PRACTICAL MAGIC

REVIEWED BY CHARITY BISHOP

 

Our rating: 2 out of 5

Because of: witchcraft

Rated:

 


 

What is it about magic that is so attractive? Perhaps it is the ability to control the circumstances that shape our life. Each human heart yearns for control, and whenever our world spins out of our hands, we experience a sense of panic. It is in this that we find a need for magical intervention; however, there is a danger in taking stories about witchcraft too seriously... or not seriously enough.

 

The women in the Owens family have been cursed for several hundred years, ever since one of their ancestors put a hex on a former lover who never returned to her side after she was banished to an island after being accused of witchcraft. Each man who falls in love with an Owens woman meets a deadly fate. When the curse takes the lives of their parents, young Sally and Gillian are sent to the home of their eccentric aunts, Frances (Stockard Channing ) and Bridget (Dianne Wiest). The two peculiar old maids dress as though they live in the Victorian era, and have an enormous old rambling house filled with secrets. Knowing that they must prevent the girls from abusing their talents, the aunts begin to teach them how to use their magical skills.

 

Years later, Gillian (Nicole Kidman) has had enough and runs away with her boyfriend, determined to live wild and see the world, while the mild-mannered Sally (Sandra Bullock) remains at home. Rejecting her skills and wanting to blend in, Sally finds just the right man and settles down. They have a wonderful marriage and two kids ... and then the curse kicks in. Having lost her husband, Sally and her girls return to the aunts, unknowingly setting in motion a dark series of events that bring Gillian home and lead up to a murder investigation, among other things. The story, based on the best-selling novel by Alice Hoffman, is exceedingly clever and the characters are likable, but the film does seem to move without direction for the first half, wandering through its script in a search for meaning.

 

As you should know just by the title, the plot revolves around a family of witches, and resulting spell-casting, talk of curses (some of them coming to pass), and other "magical" references. These activities range from the clever and seemingly innocent (lighting candles with a breath) to the dark and dangerous (attempting to raise a man from the dead, with exceedingly dreadful results).

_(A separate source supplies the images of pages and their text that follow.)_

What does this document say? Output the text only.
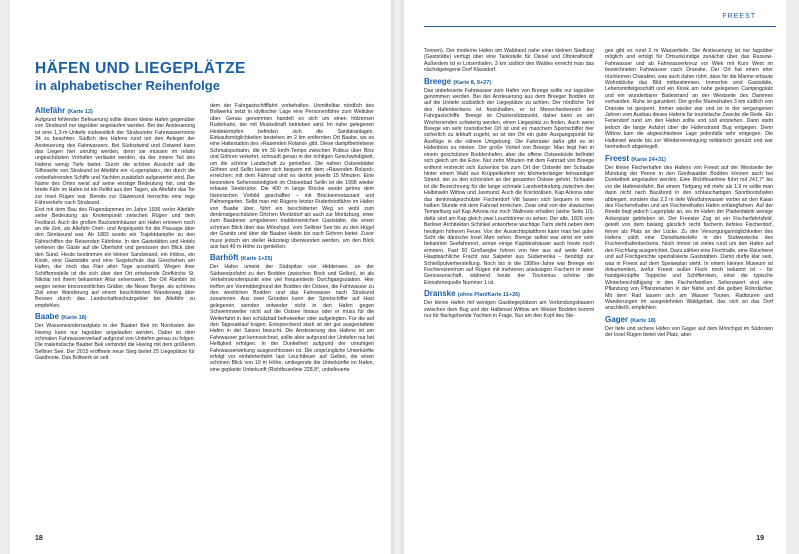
HÄFEN UND LIEGEPLÄTZE
in alphabetischer Reihenfolge
Altefähr (Karte 12)

Aufgrund fehlender Befeuerung sollte dieser kleine Hafen gegenüber von Stralsund nur tagsüber angelaufen werden. Bei der Ansteuerung ist eine 1,3-m-Untiefe südwestlich der Stralsunder Fahrwassertonne 34 zu beachten. Südlich des Hafens rund um den Anleger der Ansteuerung des Fahrwassers. Bei Südostwind und Ostwind kann das Liegen hier unruhig werden, denn sie müssen im relativ ungeschützten Vorhafen verläutet werden, da der innere Teil des Hafens wenig Tiefe bietet. Durch die schöne Aussicht auf die Silhouette von Stralsund ist Altefähr ein »Logenplatz«, der durch die vorbeifahrenden Schiffe und Yachten zusätzlich aufgewertet wird. Der Name des Ortes weist auf seine einstige Bedeutung hin, und die breite Fähr im Hafen ist ein Relikt aus den Tagen, als Altefähr das Tor zur Insel Rügen war. Bereits zur Slawenzeit herrschte eine rege Fährverkehr nach Stralsund.

Erst mit dem Bau des Rügendammes im Jahre 1936 verlor Altefähr seine Bedeutung als Knotenpunkt zwischen Rügen und dem Festland. Auch die großen Backsteinhäuser am Hafen erinnern noch an die Zeit, als Altefähr Dreh- und Angelpunkt für die Passage über den Strelasund war. Ab 1883 wurde ein Trajektdampfer zu den Fährschiffen der Reisenden Fährlinie. In den Gaststätten und Hotels verlieren die Gäste auf die Überfahrt und genossen den Blick über den Sund. Heute bestimmen ein kleiner Sandstrand, ein Imbiss, ein Kiosk, eine Gaststätte und eine Segelschule das Geschehen am Hafen, der noch das Flair alter Tage ausstrahlt. Wegen ihrer Schiffsmodelle ist die sich über den Ort erhebende Dorfkirche St. Nikolai mit ihrem bekannten Altar sehenswert. Der Ort Rambin ist wegen seiner bronzezeitlichen Gräber, die Neuer Berge, als schönes Ziel einer Wanderung auf einem beschilderten Wanderweg über Bessen durch das Landschaftsschutzgebiet bei Altefähr zu empfehlen.

Baabe (Karte 18)

Der Wasserwanderrastplatz in der Baaber Bek im Nordosten der Having kann nur tagsüber angelaufen werden. Dabei ist dem schmalen Fahrwasserverlauf aufgrund von Untiefen genau zu folgen. Die maleristische Baaber Bek verbindet die Having mit dem größeren Selliner See. Der 2015 eröffnete neue Steg bietet 25 Liegeplätze für Gastboote. Das Bollwerk ist seit

dem der Fahrgastschifffahrt vorbehalten. Unmittelbar nördlich des Bollwerks setzt in idyllischer Lage eine Personenfähre zum Weitulier über. Genau genommen handelt es sich um einen hölzernen Ruderkahn, der mit Muskelkraft betrieben wird. Im nahe gelegenen Heidekempfen befinden sich die Sanitäranlagen. Einkaufsmöglichkeiten bestehen im 2 km entfernten Ort Baabe, wo es eine Haltestation des »Rasenden Roland« gibt. Diese dampfbetriebene Schmalspurbahn, die im 30 km/h-Tempo zwischen Putbus über Binz und Göhren verkehrt, schnauft genau in der richtigen Geschwindigkeit, um die schöne Landschaft zu genießen. Die nahen Ostseebäder Göhren und Sellin lassen sich bequem mit dem »Rasenden Roland« erreichen: mit dem Fahrrad sind es derhin jeweils 15 Minuten. Eine besondere Sehenswürdigkeit im Ostseebad Sellin ist die 1998 wieder erbaute Seebrücke. Die 400 m lange Brücke wurde getreu dem historischen Vorbild geschaffen – mit Brückenrestaurant und Palmengarten. Selbt man mit Rügens letzter Ruderbootfähre im Hafen von Baabe über, führt ein beschilderter Weg so wohl zum denkmalgeschützten Örtchen Moritzdorf als auch zur Moritzburg, einer zum Baabener umgebenen traditionsreichen Gaststätte, die einen schönen Blick über das Mönchgut, vom Selliner See bis zu den Hügel der Granitz und über die Baaber Heide bis nach Göhren bietet. Zuvor muss jedoch ein steiler Holzsteig überwunden werden, um den Blick aus fast 40 m Höhe zu genießen.

Barhöft (Karte 1+25)

Der Hafen umeist der Südspitze von Hiddensee, an der Südwestzufahrt zu den Bodden (zwischen Bock und Gellen), ist als Verkehrsknotenpunkt eine viel frequentierte Durchgangsstation. Hier treffen am Vorenddeighund der Bodden der Ostsee, die Fahrwasser zu den westlichen Bodden und das Fahrwasser nach Stralsund zusammen. Aus zwei Gründen kann der Sportschiffer auf Hast gelegenen wenden entweder nicht in den Hafen gegen Schwemnwetter nicht auf die Ostsee hinaus oder er muss für die Weiterfahrt in den schützbad befreiwetter oder aufgelegten. Für die auf den Tagesablauf tragen. Entsprechend stark ist der gut ausgestattete Hafen in der Saison besucht. Die Ansteuerung des Hafens ist am Fahrwasser gut kennzeichnet, sollte aber aufgrund der Untiefen nur bei Helligkeit erfolgen. In der Dunkelheit aufgrund der unruhigen Fahrwasserwirkung ausgeschlossen ist. Die ursprüngliche Unterkünfte erfolgt vor einfahrtenfahrt laut Leuchtfeuer auf Gellen, die einen schönen Blick von 10 m Höhe, umliegende die Unterkünfte im Hafen, eine geplante Unterkunft (Richtfeuerlinie 228,8°, unbefeuerte

18
FREEST

Tonnen). Der moderne Hafen am Waldrand nahe einer kleinen Siedlung (Gaststätte) verfügt über eine Tankstelle für Diesel und Ottokraftstoff. Außerdem ist er Lotsenhafen. 3 km südlich des Waldes erreicht man das nächstgelegene Dorf Klausdorf.

Breege (Karte 8, 9+27)

Das unbefeuerte Fahrwasser zum Hafen von Breege sollte nur tagsüber genommen werden. Bei der Ansteuerung aus dem Breeger Bodden ist auf die Untiefe südöstlich der Liegeplätze zu achten. Der nördliche Teil des Hafenbeckens ist freizuhalten, er ist Menschenbereich der Fahrgastschiffe. Breege ist Charterstützpunkt, daher kann es am Wochenenden schwierig werden, einen Liegeplatz zu finden. Auch wenn Breege ein sehr touristischer Ort ist und es manchem Sportschiffer hier sicherlich zu lebhaft zugeht, so ist der Ort ein guter Ausgangspunkt für Ausflüge in die nähere Umgebung. Die Fahrräder dafür gibt es im Hafenbüro zu mieten. Der große Vorteil von Breege: Man liegt hier in einem geschützten Boddenhafen, aber die offene Ostseeküste befindet sich gleich um die Ecke. Nur zehn Minuten mit dem Fahrrad von Breege entfernt erstreckt sich lückenlos bis zum Ort der Ostseite der Schaabe hinter einem Wald aus Krüppelkiefern ein kilometerlanger feinsandiger Strand, der zu den schönsten an der gesamten Ostsee gehört. Schaabe ist die Bezeichnung für die lange schmale Landverbindung zwischen den Halbinseln Wittow und Jasmund. Auch die Knicktollsen, Kap Arkona oder das denkmalgeschützte Fischerdorf Vitt lassen sich bequem in einer halben Stunde mit dem Fahrrad erreichen. Zwar sind von der slawischen Tempelburg auf Kap Arkona nur noch Wallreste erhalten (siehe Seite 10), dafür sind am Kap gleich zwei Leuchttürme zu sehen. Der alte, 1826 vom Berliner Architekten Schinkel entworfene wuchtige Turm steht neben dem heutigen höheren Feuer. Von der Aussichtsplattform kann man bei guter Sicht die dänische Insel Møn sehen. Breege selbst war einst ein sehr bekannter Seefahrerort, woran einige Kapitänshäuser auch heute noch erinnern. Fast 50 Großsegler fuhren von hier aus auf weite Fahrt. Hauptsächliche Fracht war Salpeter aus Südamerika – benötigt zur Schießpulverherstellung. Noch bis in die 1990er-Jahre war Breege ein Fischereizentrum auf Rügen mit mehreren ansässigen Fischern in einer Genossenschaft, während heute der Tourismus schöne die Einnahmequelle Nummer 1 ist.

Dranske (ohne Plan/Karte 11+26)

Der kleine Hafen mit wenigen Gastliegeplätzen am Verbindungsbauern zwischen dem Bug und der Halbinsel Wittow am Wieker Bodden kommt nur für flachgehende Yachten in Frage. Nur am den Kopf des Ste-

ges gibt es rund 2 m Wassertiefe. Die Ansteuerung ist nur tagsüber möglich und erfolgt für Ortsunkundige zunächst über das Rassow-Fahrwasser und ab Fahrwasserkreuz vor Wiek mit Kurs West im bezeichneten Fahrwasser nach Dranske. Der Ort hat einen eher nüchternen Charakter, was auch daher rührt, dass für die Marine erbaute Wohnblöcke das Bild mitbestimmen. Immerhin sind Gaststätte, Lebensmittelgeschäft und ein Kiosk am nahe gelegenen Campingplatz und ein wunderbarer Badestrand an der Westseite des Dammes vorhanden. Ruhe ist garantiert. Der große Marinehafen 3 km südlich von Dranske ist gesperrt. Immer wieder war und ist in der vergangenen Jahren vom Ausbau dieses Hafens für touristische Zwecke die Rede. Ein Feriendorf rund um den Hafen sollte und soll entstehen. Dann steht jedoch die lange Asfahrt über die Hafenstrand Bug entgegen. Denn Wittow kam die abgeschiedene Lage jedenfalls sehr entgegen. Die Halbinsel wurde bis zur Wiedervereinigung militärisch genutzt und war hermetisch abgeriegelt.

Freest (Karte 24+31)

Der kleine Fischerhafen des Hafens von Freest auf der Westseite der Mündung der Peene in den Greifswalder Bodden können auch bei Dunkelheit angelaufen werden. Eine Richtfeuerlinie führt mit 241,7° bis vor die Hafeneinfahrt. Bei einem Tiefgang mit mehr als 1,9 m sollte man dann nicht nach Backbord in den schlauchartigen Sportbootshafen abbiegen, sondern das 2,2 m tiefe Westfahrwasser vorbei an den Kaian des Fischereihafen und am Fischereihafen Hafen entlangfahren. Auf der Reede liegt jedoch Lagerplatz an, wo im Hafen der Plattenfabrik wenige Ankerplatz geblieben ist. Der Freester Zug ist ein Fischerfahrtsfeld, geteilt von dem bislang gänzlich recht fischerin tiefstes Fischerdorf, ferner als Platz an der Lücke. Zu den Versorgungsmöglichkeiten des Hafens zählt eine Dieseltankstelle in der Südwestecke des Fischereihafenbeckens. Noch immer ist vieles rund um den Hafen auf den Fischfang ausgerichtet. Dazu zählen eine Fischhalle, eine Räucherei und auf Fischgerichte spezialisierte Gaststätten. Damit dürfte klar sein, was in Freest auf dem Speiseplan steht. In einem kleinen Museum ist dokumentiert, wofür Freest außer Fisch noch bekannt ist – für handgeknüpfte Teppiche und Schifferreien, einst die typische Winterbeschäftigung in den Fischerfamilien. Sehenswert sind eine Pflanzung von Pflanzenarten in der Nähe und die gelben Rohrdächer. Mit dem Rad lassen sich am Wasser Touren, Radtouren und Wanderungen im ausgedehnten Waldgebiet, das sich an das Dorf anschließt, empfehlen.

Gager (Karte 18)

Der tiefe und sichere Hafen von Gager auf dem Mönchgut im Südosten der Insel Rügen bietet viel Platz, aber

19
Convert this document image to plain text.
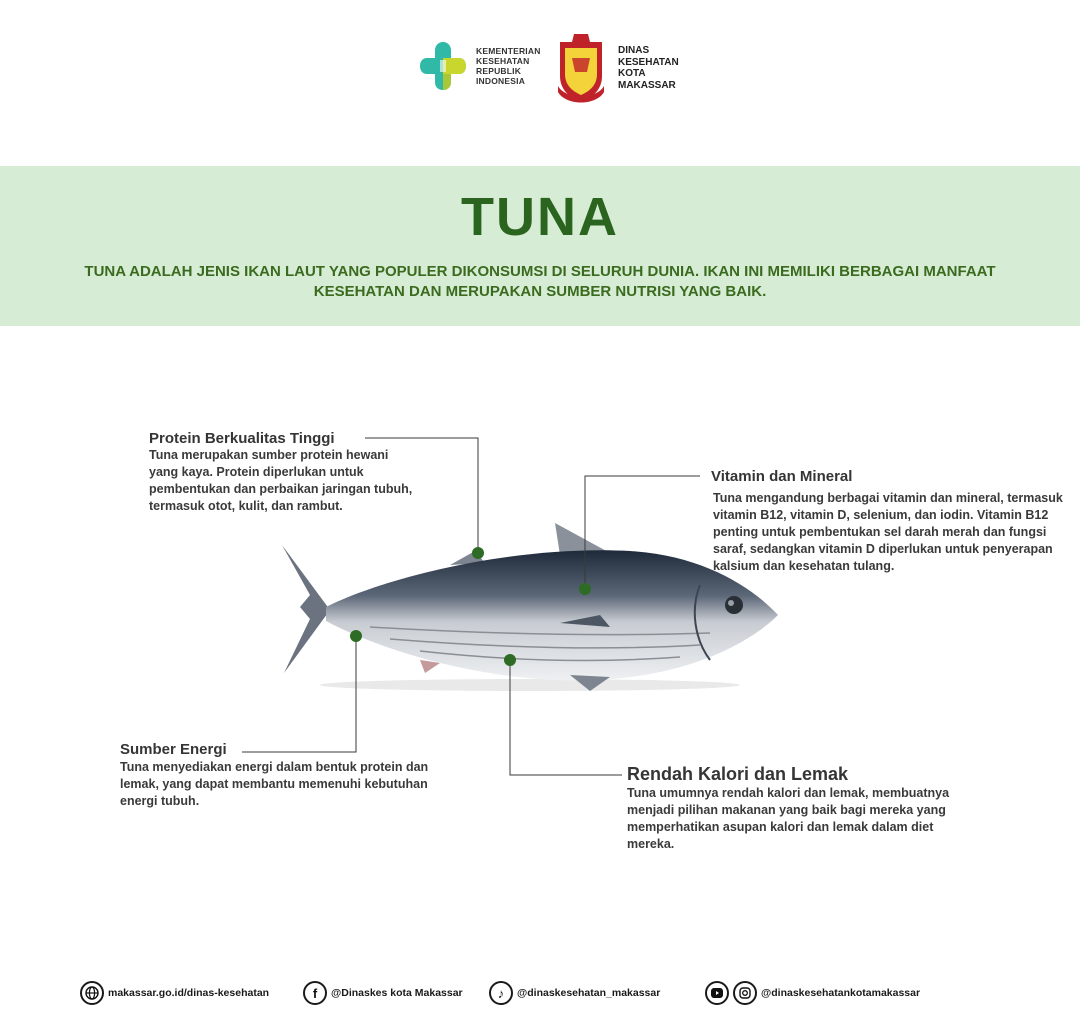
KEMENTERIAN
KESEHATAN
REPUBLIK
INDONESIA
DINAS
KESEHATAN
KOTA
MAKASSAR
TUNA
TUNA ADALAH JENIS IKAN LAUT YANG POPULER DIKONSUMSI DI SELURUH DUNIA. IKAN INI MEMILIKI BERBAGAI MANFAAT KESEHATAN DAN MERUPAKAN SUMBER NUTRISI YANG BAIK.
Protein Berkualitas Tinggi
Tuna merupakan sumber protein hewani yang kaya. Protein diperlukan untuk pembentukan dan perbaikan jaringan tubuh, termasuk otot, kulit, dan rambut.
Vitamin dan Mineral
Tuna mengandung berbagai vitamin dan mineral, termasuk vitamin B12, vitamin D, selenium, dan iodin. Vitamin B12 penting untuk pembentukan sel darah merah dan fungsi saraf, sedangkan vitamin D diperlukan untuk penyerapan kalsium dan kesehatan tulang.
Sumber Energi
Tuna menyediakan energi dalam bentuk protein dan lemak, yang dapat membantu memenuhi kebutuhan energi tubuh.
Rendah Kalori dan Lemak
Tuna umumnya rendah kalori dan lemak, membuatnya menjadi pilihan makanan yang baik bagi mereka yang memperhatikan asupan kalori dan lemak dalam diet mereka.
makassar.go.id/dinas-kesehatan	f	@Dinaskes kota Makassar	♪	@dinaskesehatan_makassar	@dinaskesehatankotamakassar
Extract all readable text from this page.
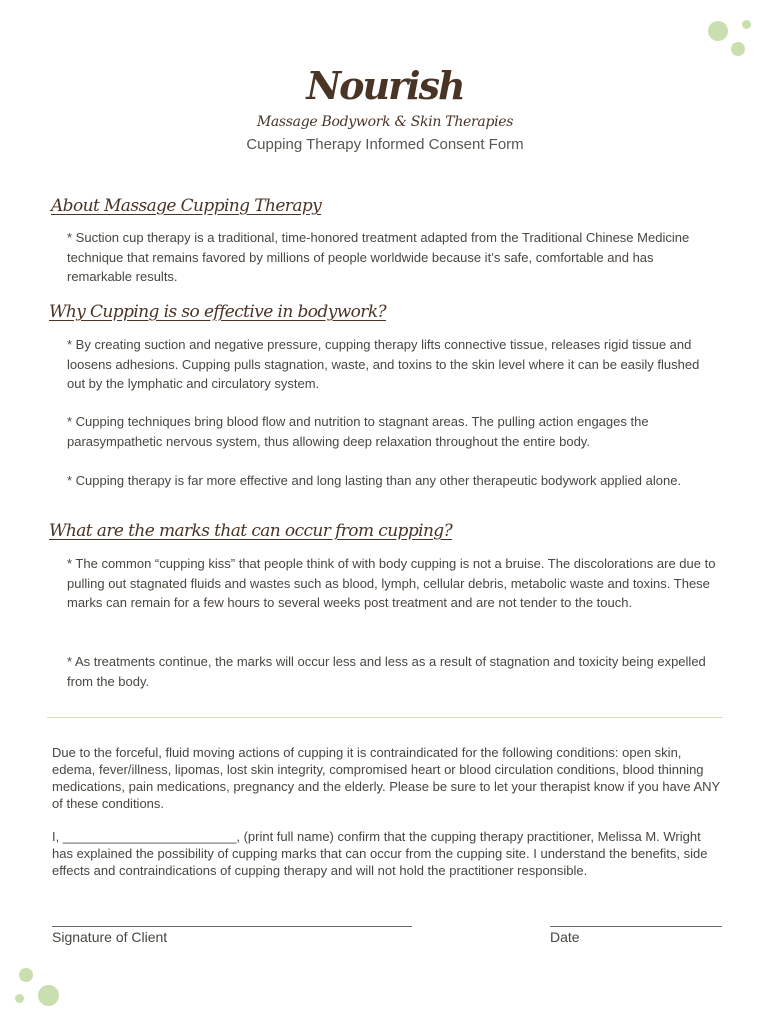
Nourish
Massage Bodywork & Skin Therapies
Cupping Therapy Informed Consent Form
About Massage Cupping Therapy

* Suction cup therapy is a traditional, time-honored treatment adapted from the Traditional Chinese Medicine technique that remains favored by millions of people worldwide because it’s safe, comfortable and has remarkable results.

Why Cupping is so effective in bodywork?

* By creating suction and negative pressure, cupping therapy lifts connective tissue, releases rigid tissue and loosens adhesions. Cupping pulls stagnation, waste, and toxins to the skin level where it can be easily flushed out by the lymphatic and circulatory system.

* Cupping techniques bring blood flow and nutrition to stagnant areas. The pulling action engages the parasympathetic nervous system, thus allowing deep relaxation throughout the entire body.

* Cupping therapy is far more effective and long lasting than any other therapeutic bodywork applied alone.

What are the marks that can occur from cupping?

* The common “cupping kiss” that people think of with body cupping is not a bruise. The discolorations are due to pulling out stagnated fluids and wastes such as blood, lymph, cellular debris, metabolic waste and toxins. These marks can remain for a few hours to several weeks post treatment and are not tender to the touch.

* As treatments continue, the marks will occur less and less as a result of stagnation and toxicity being expelled from the body.

Due to the forceful, fluid moving actions of cupping it is contraindicated for the following conditions: open skin, edema, fever/illness, lipomas, lost skin integrity, compromised heart or blood circulation conditions, blood thinning medications, pain medications, pregnancy and the elderly. Please be sure to let your therapist know if you have ANY of these conditions.

I, ________________________, (print full name) confirm that the cupping therapy practitioner, Melissa M. Wright has explained the possibility of cupping marks that can occur from the cupping site. I understand the benefits, side effects and contraindications of cupping therapy and will not hold the practitioner responsible.

Signature of Client	Date
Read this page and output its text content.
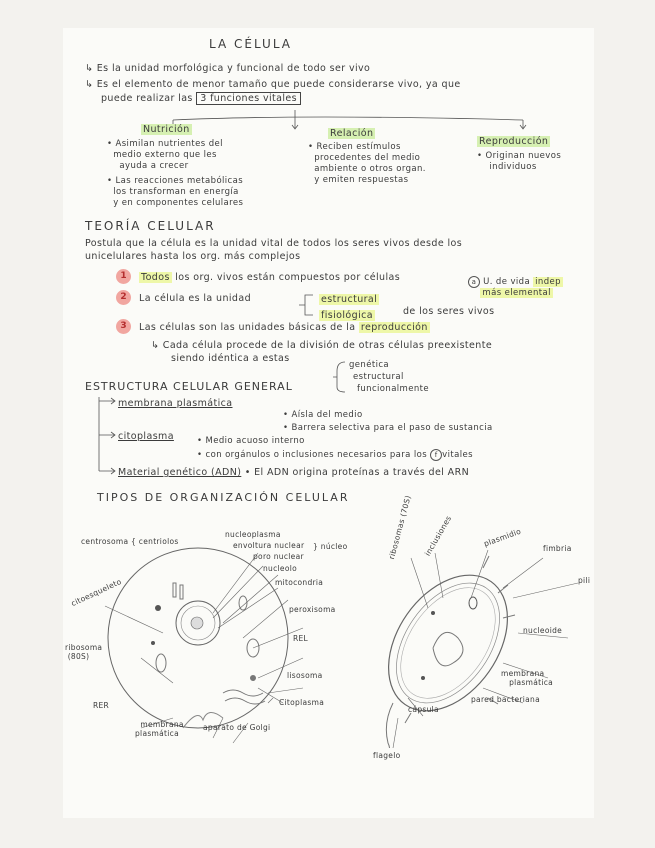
LA CÉLULA
↳ Es la unidad morfológica y funcional de todo ser vivo
↳ Es el elemento de menor tamaño que puede considerarse vivo, ya que
puede realizar las 3 funciones vitales
Nutrición	Relación
Reproducción
• Asimilan nutrientes del
medio externo que les
ayuda a crecer
• Las reacciones metabólicas
los transforman en energía
y en componentes celulares
• Reciben estímulos
procedentes del medio
ambiente o otros organ.
y emiten respuestas
• Originan nuevos
individuos
TEORÍA CELULAR
Postula que la célula es la unidad vital de todos los seres vivos desde los
unicelulares hasta los org. más complejos
1	Todos los org. vivos están compuestos por células	a U. de vida indep
más elemental
2	La célula es la unidad	estructural
fisiológica	de los seres vivos
3	Las células son las unidades básicas de la reproducción
↳ Cada célula procede de la división de otras células preexistente
siendo idéntica a estas
genética
estructural
funcionalmente
ESTRUCTURA CELULAR GENERAL
membrana plasmática
• Aísla del medio
• Barrera selectiva para el paso de sustancia
citoplasma	• Medio acuoso interno
• con orgánulos o inclusiones necesarios para los f vitales
Material genético (ADN) • El ADN origina proteínas a través del ARN
TIPOS DE ORGANIZACIÓN CELULAR
centrosoma { centriolos
nucleoplasma
envoltura nuclear } núcleo
poro nuclear
nucleolo
mitocondria
citoesqueleto
peroxisoma
ribosoma
(80S)
REL
lisosoma
RER	Citoplasma
membrana
plasmática
aparato de Golgi
ribosomas (70S)
inclusiones	plasmidio
fimbria
pili
nucleoide
membrana
plasmática
pared bacteriana
cápsula
flagelo
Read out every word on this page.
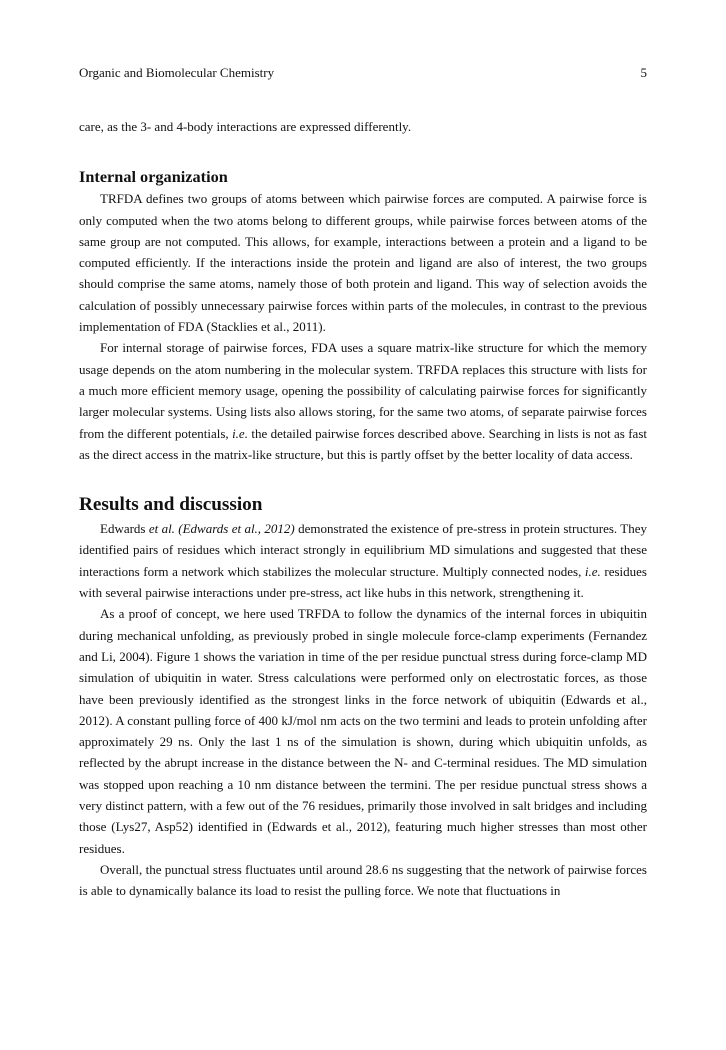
Organic and Biomolecular Chemistry	5

care, as the 3- and 4-body interactions are expressed differently.

Internal organization

TRFDA defines two groups of atoms between which pairwise forces are computed. A pairwise force is only computed when the two atoms belong to different groups, while pairwise forces between atoms of the same group are not computed. This allows, for example, interactions between a protein and a ligand to be computed efficiently. If the interactions inside the protein and ligand are also of interest, the two groups should comprise the same atoms, namely those of both protein and ligand. This way of selection avoids the calculation of possibly unnecessary pairwise forces within parts of the molecules, in contrast to the previous implementation of FDA (Stacklies et al., 2011).

For internal storage of pairwise forces, FDA uses a square matrix-like structure for which the memory usage depends on the atom numbering in the molecular system. TRFDA replaces this structure with lists for a much more efficient memory usage, opening the possibility of calculating pairwise forces for significantly larger molecular systems. Using lists also allows storing, for the same two atoms, of separate pairwise forces from the different potentials, i.e. the detailed pairwise forces described above. Searching in lists is not as fast as the direct access in the matrix-like structure, but this is partly offset by the better locality of data access.

Results and discussion

Edwards et al. (Edwards et al., 2012) demonstrated the existence of pre-stress in protein structures. They identified pairs of residues which interact strongly in equilibrium MD simulations and suggested that these interactions form a network which stabilizes the molecular structure. Multiply connected nodes, i.e. residues with several pairwise interactions under pre-stress, act like hubs in this network, strengthening it.

As a proof of concept, we here used TRFDA to follow the dynamics of the internal forces in ubiquitin during mechanical unfolding, as previously probed in single molecule force-clamp experiments (Fernandez and Li, 2004). Figure 1 shows the variation in time of the per residue punctual stress during force-clamp MD simulation of ubiquitin in water. Stress calculations were performed only on electrostatic forces, as those have been previously identified as the strongest links in the force network of ubiquitin (Edwards et al., 2012). A constant pulling force of 400 kJ/mol nm acts on the two termini and leads to protein unfolding after approximately 29 ns. Only the last 1 ns of the simulation is shown, during which ubiquitin unfolds, as reflected by the abrupt increase in the distance between the N- and C-terminal residues. The MD simulation was stopped upon reaching a 10 nm distance between the termini. The per residue punctual stress shows a very distinct pattern, with a few out of the 76 residues, primarily those involved in salt bridges and including those (Lys27, Asp52) identified in (Edwards et al., 2012), featuring much higher stresses than most other residues.

Overall, the punctual stress fluctuates until around 28.6 ns suggesting that the network of pairwise forces is able to dynamically balance its load to resist the pulling force. We note that fluctuations in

The girls are told not to repress their skills, that magic exists in everyone, and when Sally has need of the women of the town to cast a ghost out of her sister, all of them come out in support. In a long and disconcerting sequence, Gillian is possessed by the spirit of a dead man, and Sally, the aunts, and the townspeople perform a casting-out spell. The ghost also appears in full form to a homicide detective (Aidan Quinn) and attempts to kill him by plunging his hand through the man's chest. 

 

The plain truth is that this film should make Christians a little uneasy, even those who normally don't feel a twinge in watching stories about witches. Most of the movie is cute and innocent, but some parts of it dabble in the darker forces -- like Sally and Gillian attempting necromancy. It is condemned not only through the consequences, but the opinion of the aunts (the girls are warned that "someone who is dead will not come back to you; it will be something else"). The movie is quite funny and does have some fantastic moments. It also has light content, the most of it is a passionate making-out session that is interrupted before it goes anywhere, two uses of GD, and a handful of mild profanities. A possessed Gillian licks her sister's cheek. The problem is that unlike fairy tales, it leaves you wondering what you would do with the power the Owens women have. "It would be nice to have magic," you think. And that can be dangerous.